With all of these controllers Mitsubishi Electric is highlighting how businesses can benefit from integrated control over an entire production line. The seamless flow of data enables users to implement control systems, driving the optimisation of individual machines and allowing overall factory throughput to be optimised. This is illustrated on the Mitsubishi Electric stand via large screens displaying the production and operational data of all the connected machines. Key production information is also replicated on local operator terminals.
Artificial intelligence for predictive maintenance
Predictive maintenance is another important theme of the Mitsubishi Electric stand. In a live demonstration focused around a robot RV-4FRL, data from the robot controller – a Mitsubishi Electric CR 800 – is passed to a Mitsubishi Electric MELSEC iQ-R series PLC which provides an Edge processing layer. Pre-processed data is then passed to the cloud for analysis using the AI platform within IBM Watson. The dashboard provides an overview of robot health, and transmits maintenance requirements to an operator tablet. Users can see the efficiency of each joint of the robot, look at how that has changed over time, and view maintenance action suggestions from Watson so that efficient maintenance can be planned.
Further increasing the efficiency of this maintenance, the demonstration on the Mitsubishi Electric stand includes voice control of the robot. The maintenance activities themselves are optimised through the use of smart glasses, where the operator is shown CAD drawings of the relevant robot parts superimposed over the robot itself. In addition, the glasses can show the maintenance manual and individual instructions.
Human orientated machine interaction
Another demonstration shows how smart devices such as tablets and Smart glasses are a key driver in the digital transformation of manufacturing. It gives a glimpse into the future of human orientated monitoring and training. Developed as a pilot project with the Fraunhofer Institute for Production Technology IPT, the tablets and glasses are being used as a user interface to the M850W CNC controller on a 5-axis CNC machine.
For machine monitoring, operators can view up-to-date machine and production information, such as progress, remaining time, machine status or overall equipment effectiveness (OEE). Raw data is continually processed, visualised and automatically updated within the smart device, and should unexpected production interruptions or errors occur, the operator can be automatically provided with pop-up information to rectify the problem.

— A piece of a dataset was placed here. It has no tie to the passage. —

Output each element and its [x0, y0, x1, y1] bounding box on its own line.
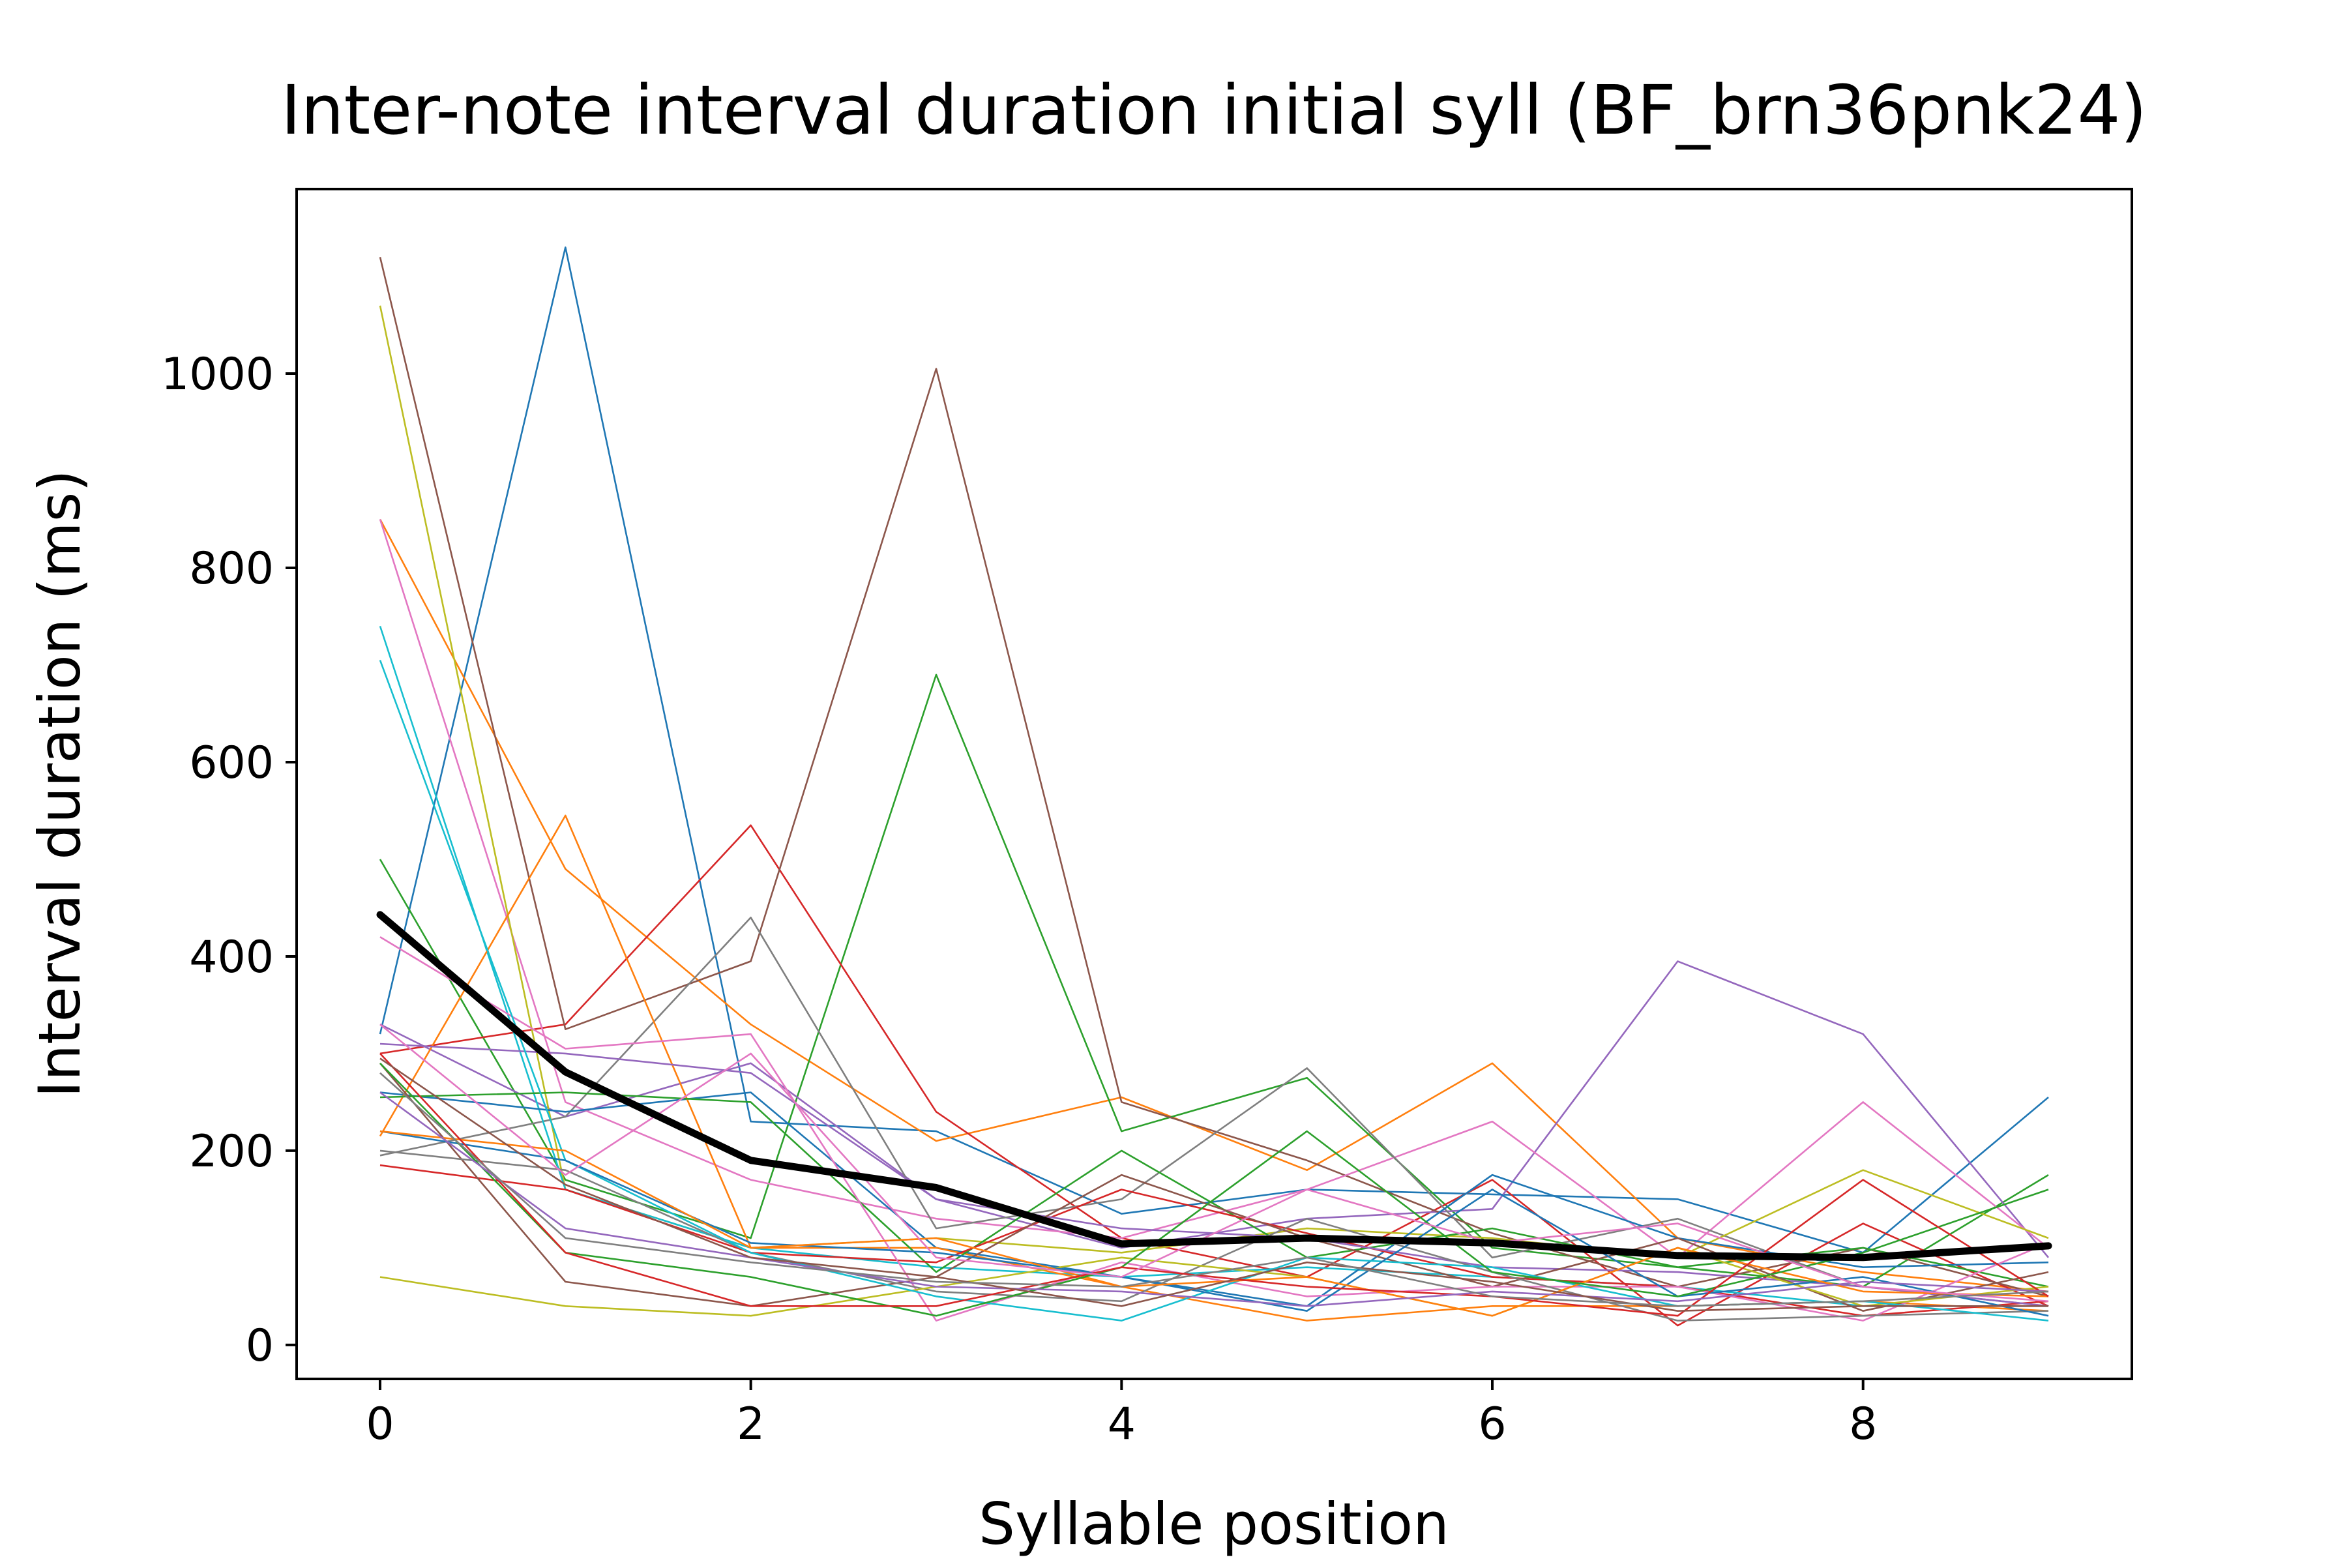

This advanced visualisation technology supports predictive maintenance, but can also aid with training for operators or maintenance staff. As a result of this connected technology, operators can interact with machines more efficiently and learn how to use them more quickly. Users are able to choose from a menu of topics, including education, service/support, live data and predictive maintenance values. The menu items provide a mix of moving animations, guidance videos and augmented reality content.